Trump breaks with Bannon, says former aide lost his mind

WASHINGTON--President Donald Trump on Wednesday blasted former White House chief strategist Steve Bannon as having “lost his mind” in the fallout over damaging comments Bannon made about Trump’s son Donald Trump Jr. in excerpts from a new book.


Trump, who had continued to speak privately with Bannon after firing him in August, essentially cut ties with Bannon at least for now in a blistering statement issued after Bannon’s comments came to light. “Steve Bannon has nothing to do with me or my presidency. When he was fired, he not only lost his job, he lost his mind,” Trump said.
Trump had relied heavily on Bannon, chairman of the right-wing Breitbart News website, for advice in the months leading up to his upset victory in the November 2016 election. Bannon helped Trump shape a populist, anti-establishment message and has been the president’s link to his conservative base of support. It was not clear if the split would push Bannon to be even more aggressive in his campaign against the Republican establishment and whether he now would also target Trump, or whether he would emerge much weaker.
According to excerpts from “Fire and Fury: Inside the Trump White House” by Michael Wolff, to be released on Tuesday, Bannon described a June 2016 meeting with a group of Russians at Trump Tower in New York arranged by the president’s son and attended by top Trump campaign officials as “treasonous” and “unpatriotic.”
While Trump in the past praised Bannon for his friendship, the president said in his statement on Wednesday that Bannon had little to do with his election victory over Democrat Hillary Clinton, calling him “a staffer who worked for me” after he had already won the Republican nomination.
Trump said Bannon was to blame for the loss of a Republican-held U.S. Senate seat in Alabama in December when Republican Roy Moore, whose campaign was derailed by accusations of sexual misconduct with teenage girls, lost to Democrat Doug Jones. During the campaign, Trump joined Bannon in backing Moore.
“Now that he is on his own, Steve is learning that winning isn’t as easy as I make it look. Steve had very little to do with our historic victory, which was delivered by the forgotten men and women of this country. Yet Steve had everything to do with the loss of a Senate seat in Alabama held for more than thirty years by Republicans,” Trump said.
Senate Majority Leader Mitch McConnell, who had been upset over Trump’s backing of Moore at the urging of Bannon, was clearly pleased Trump was willing to rid himself of the former aide. McConnell’s campaign organization tweeted an image of the normally taciturn senator with a beaming smile.

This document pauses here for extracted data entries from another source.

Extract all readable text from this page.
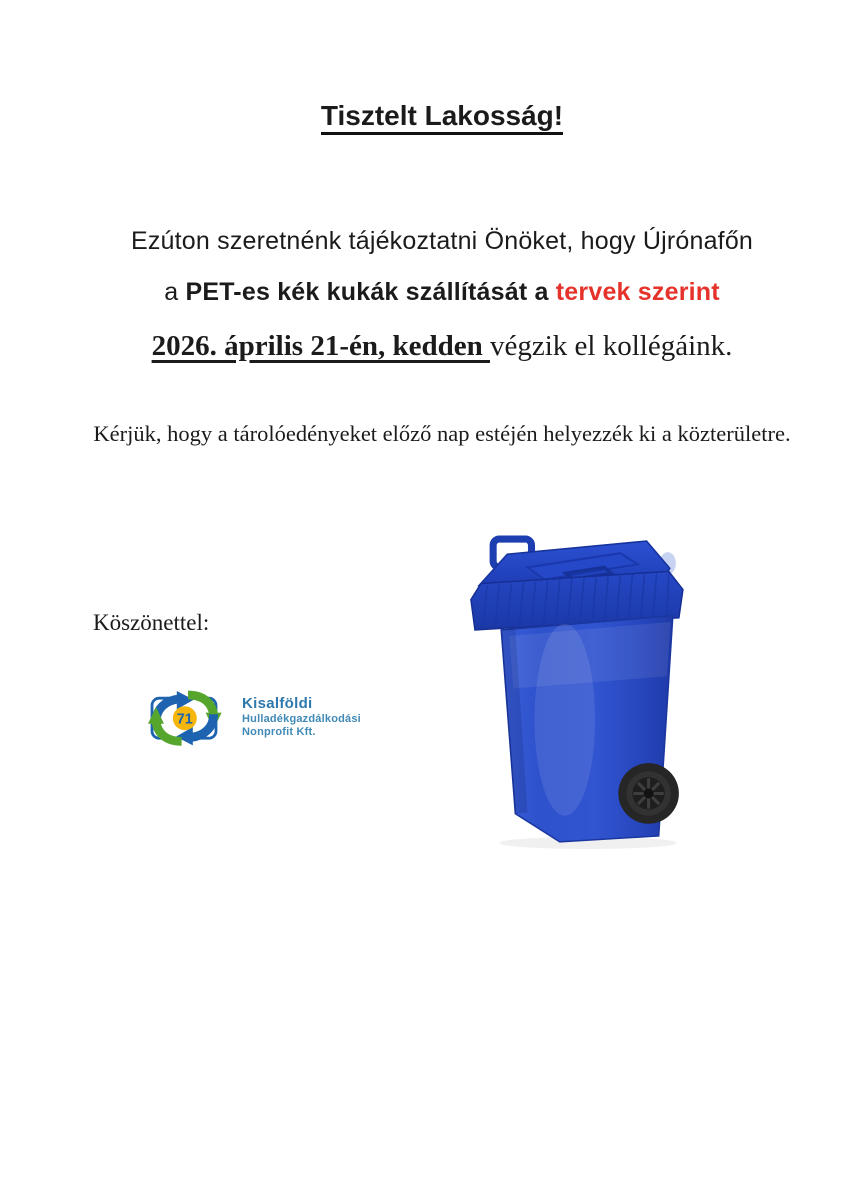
Tisztelt Lakosság!
Ezúton szeretnénk tájékoztatni Önöket, hogy Újrónafőn
a PET-es kék kukák szállítását a tervek szerint
2026. április 21-én, kedden végzik el kollégáink.
Kérjük, hogy a tárolóedényeket előző nap estéjén helyezzék ki a közterületre.
Köszönettel:
71
Kisalföldi
Hulladékgazdálkodási
Nonprofit Kft.
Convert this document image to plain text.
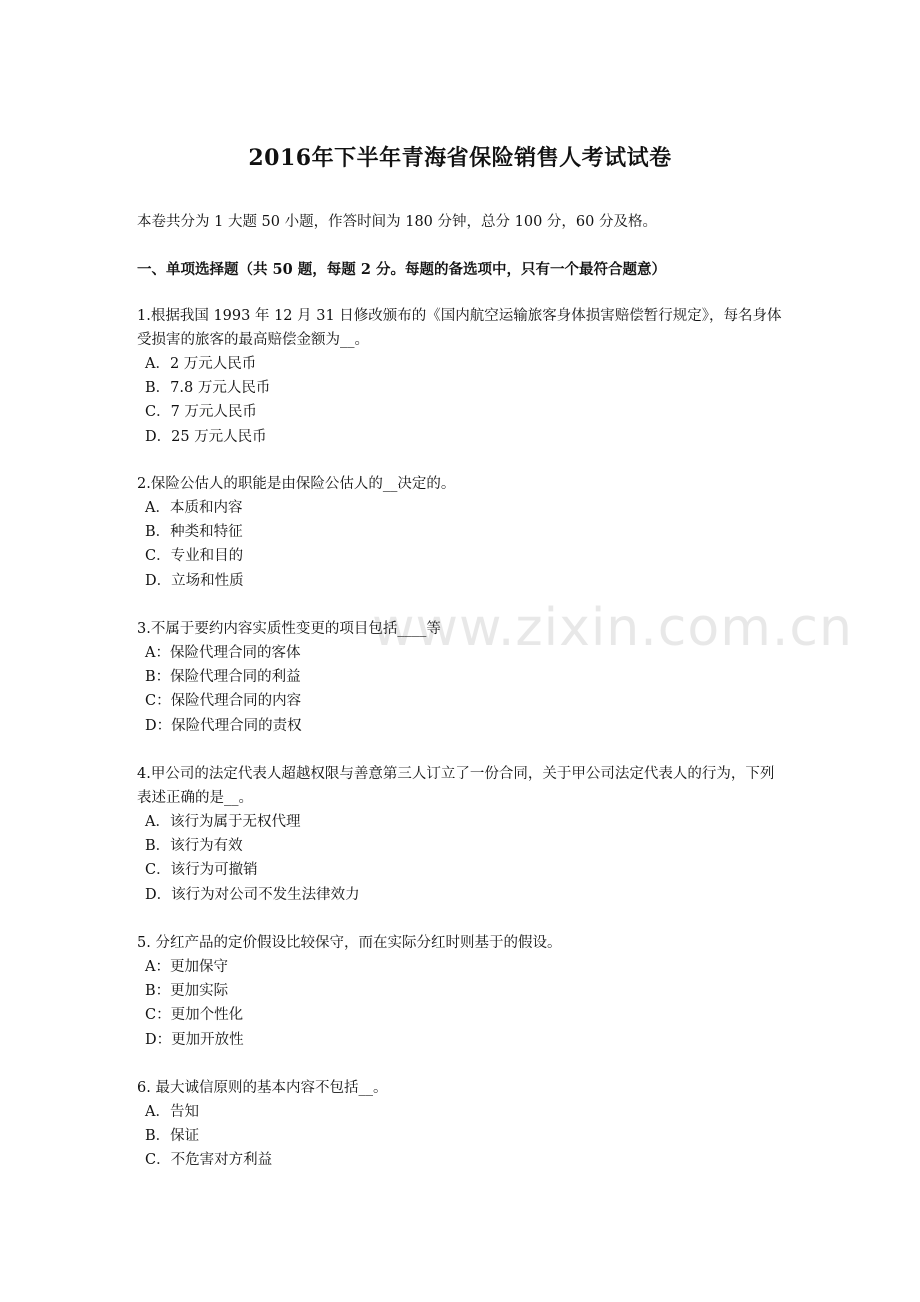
www.zixin.com.cn
2016年下半年青海省保险销售人考试试卷
本卷共分为 1 大题 50 小题，作答时间为 180 分钟，总分 100 分，60 分及格。
一、单项选择题（共 50 题，每题 2 分。每题的备选项中，只有一个最符合题意）
1.根据我国 1993 年 12 月 31 日修改颁布的《国内航空运输旅客身体损害赔偿暂行规定》，每名身体受损害的旅客的最高赔偿金额为__。
A．2 万元人民币
B．7.8 万元人民币
C．7 万元人民币
D．25 万元人民币
2.保险公估人的职能是由保险公估人的__决定的。
A．本质和内容
B．种类和特征
C．专业和目的
D．立场和性质
3.不属于要约内容实质性变更的项目包括____等
A：保险代理合同的客体
B：保险代理合同的利益
C：保险代理合同的内容
D：保险代理合同的责权
4.甲公司的法定代表人超越权限与善意第三人订立了一份合同，关于甲公司法定代表人的行为，下列表述正确的是__。
A．该行为属于无权代理
B．该行为有效
C．该行为可撤销
D．该行为对公司不发生法律效力
5. 分红产品的定价假设比较保守，而在实际分红时则基于的假设。
A：更加保守
B：更加实际
C：更加个性化
D：更加开放性
6. 最大诚信原则的基本内容不包括__。
A．告知
B．保证
C．不危害对方利益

Donald Trump Jr. attacked Bannon in a tweet. “Steve had the honor of working in the White House & serving the country. Unfortunately, he squandered that privilege & turned that opportunity into a nightmare of backstabbing, harassing, leaking, lying & undermining the President. Steve is not a strategist, he is an opportunist,” he said.
The president, an expert at self-promotion, said Bannon was trying to promote himself by “leaking false information to the media to make himself seem far more important than he was.”